In accord with Naval tradition, he asked the standard rhetorical question—quietly, under his breath—before he stomped up the passageway, still in his suit.
Life support and artificial gravity were at a hundred percent, or so he was told. The suit gave him a feeling of security while it also gave him intense annoyance at wearing it. He felt more than a little ambivalent about it. It was stupid to keep wearing it, but he couldn’t bring himself to trust his ship enough to take it off. Too much was going on he didn’t understand.
A multi-wheeled robot, about the size of three motorcycles abreast, hummed down the passageway. The back had a cargo section, like a pickup truck, and held a head-high stack of long, metal ingots. The front was a dome with camera lenses and three arms. It approached to within a meter and halted, beeping politely and flashing a deep yellow light.
Jerry stood aside, pressing himself against a bulkhead. The robot trundled past him. As it did so, he felt the surge as the artificial gravity decreased, then increased again. The robot was rolling along in a low-gravity area, enabling it to carry a heavier load.
This was a chilling thought. Such precise control of the artificial gravity was certainly possible, but it was extremely sophisticated and expensive. Some of the fancier civilian vessels—yachts—might go for it, but no military vessel could afford the expense, power, or equipment space for such fripperies.
Yet, there it was.
Hang on just one damn minute. There’s a robot on my ship.
All right, fine. Kent brought it. There was something said about AI systems. Fine. Maybe there are several robots and I just haven’t looked hard enough to see them. What was this one doing with a few tons of metal?
Wait. Where did it get a few tons of metal?
Jerry looked back the way the robot had come, then looked at the retreating robot. The source would be hard to track down, but the robot would eventually go back for more.
He asked the same traditional question, somewhat louder and with a more declarative emphasis, before following the robot. It led him through a series of bulkheads into a zero-pressure area. It approached a place with structural damage, extended a clawed loading arm from the turret-like bulge, lifted a long block of metal, and pressed it against the edge of an open breach.
The block stuck there, as though magnetic. Another block was pressed into service, stuck on the end of the first block, as though joining two magnets. This formed, in time, a line of metal across the breach. Another line of blocks ran up and down, crossing the first. From the robot’s cargo bed, it drew out of a roll of metallic foil, spread it over each quadrant of the hole, replaced what was left, and went back the way it came.

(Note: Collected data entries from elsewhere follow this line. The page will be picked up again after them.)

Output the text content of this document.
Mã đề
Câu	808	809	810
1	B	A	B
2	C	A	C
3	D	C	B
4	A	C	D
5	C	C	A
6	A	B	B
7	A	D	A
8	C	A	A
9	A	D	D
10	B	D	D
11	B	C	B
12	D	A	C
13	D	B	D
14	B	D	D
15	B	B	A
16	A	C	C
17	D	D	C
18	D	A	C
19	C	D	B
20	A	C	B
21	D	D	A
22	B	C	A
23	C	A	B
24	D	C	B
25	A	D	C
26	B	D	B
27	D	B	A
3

It wasn’t much of a repair, Jerry decided, but it was a start. Was it expected to hold pressure? Surely not. Yet, on second look, the foil wasn’t as thin as he had originally thought. It looked thicker, more durable than it had when the robot was applying it.
He touched it gently, with a gauntleted hand. It was stiff. He knocked on it with one finger. It didn’t yield. He placed one hand flat on it and knocked on it, somewhat harder. It rang like sheet metal, not foil.

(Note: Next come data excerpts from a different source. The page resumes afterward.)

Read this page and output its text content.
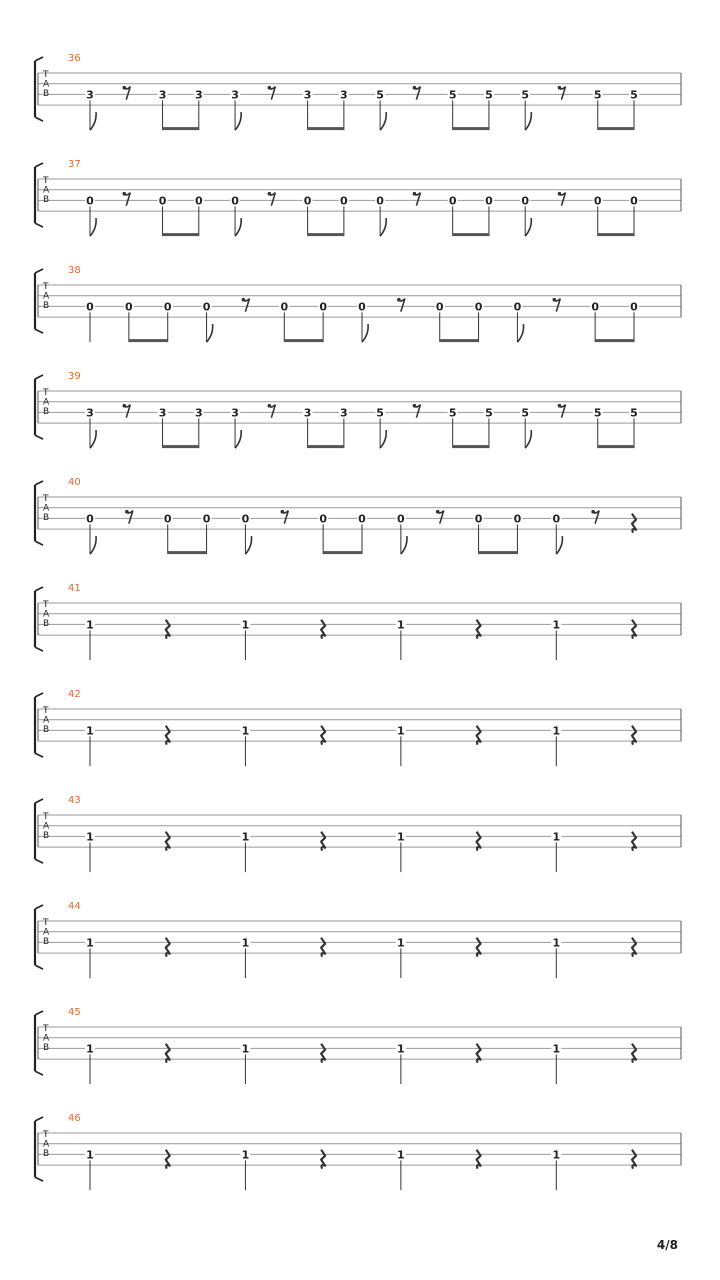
T
A
B
36
3	3	3	3	3	3	5	5	5	5	5	5
T
A
B
37
0	0	0	0	0	0	0	0	0	0	0	0
T
A
B
38
0	0	0	0	0	0	0	0	0	0	0	0
T
A
B
39
3	3	3	3	3	3	5	5	5	5	5	5
T
A
B
40
0	0	0	0	0	0	0	0	0	0
T
A
B
41
1	1	1	1
T
A
B
42
1	1	1	1
T
A
B
43
1	1	1	1
T
A
B
44
1	1	1	1
T
A
B
45
1	1	1	1
T
A
B
46
1	1	1	1
4/8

Jerry got a lot of use out of traditional Navy language.
At that moment, he noticed the robot was nowhere to be seen. He chased back the way he came and caught up to it, still trundling along at a slow walk. The gravity plates did not react to it, this time.
The robot entered one of the previously-vented cargo areas. It parked under a an open box. Servos lowered the box into the bed of robot, paused, and the robot lurched. The box rose again and the robot rolled away, the bed full of metal again.

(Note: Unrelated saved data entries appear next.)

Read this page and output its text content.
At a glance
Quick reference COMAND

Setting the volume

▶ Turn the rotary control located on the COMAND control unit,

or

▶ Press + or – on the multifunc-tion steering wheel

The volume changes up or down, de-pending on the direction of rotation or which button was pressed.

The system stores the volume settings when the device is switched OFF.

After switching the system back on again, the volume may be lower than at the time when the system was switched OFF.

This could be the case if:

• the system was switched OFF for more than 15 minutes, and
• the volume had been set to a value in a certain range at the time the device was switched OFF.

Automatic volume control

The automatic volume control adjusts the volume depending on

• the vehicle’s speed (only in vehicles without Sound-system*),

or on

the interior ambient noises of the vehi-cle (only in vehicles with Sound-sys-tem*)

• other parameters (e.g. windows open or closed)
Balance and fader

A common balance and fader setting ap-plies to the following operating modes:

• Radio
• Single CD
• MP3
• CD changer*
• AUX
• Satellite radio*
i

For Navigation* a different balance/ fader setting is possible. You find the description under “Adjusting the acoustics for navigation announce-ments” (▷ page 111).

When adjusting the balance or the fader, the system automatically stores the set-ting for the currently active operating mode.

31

Jerry let it go. He examined the box. It was a simple rectangle, open at the top and bottom. It was suspended from the overhead by a gear and chain arrangement.
There was nothing to indicate where the metal came from.
As he pondered over this, a second robot came in, repeated the process, and slowly rolled away. Jerry examined the box again. Still no sign of where the metal had come from.
Fulminating exactly like a confused sailor, Jerry returned to the bridge to watch the damage control station gradually turn green.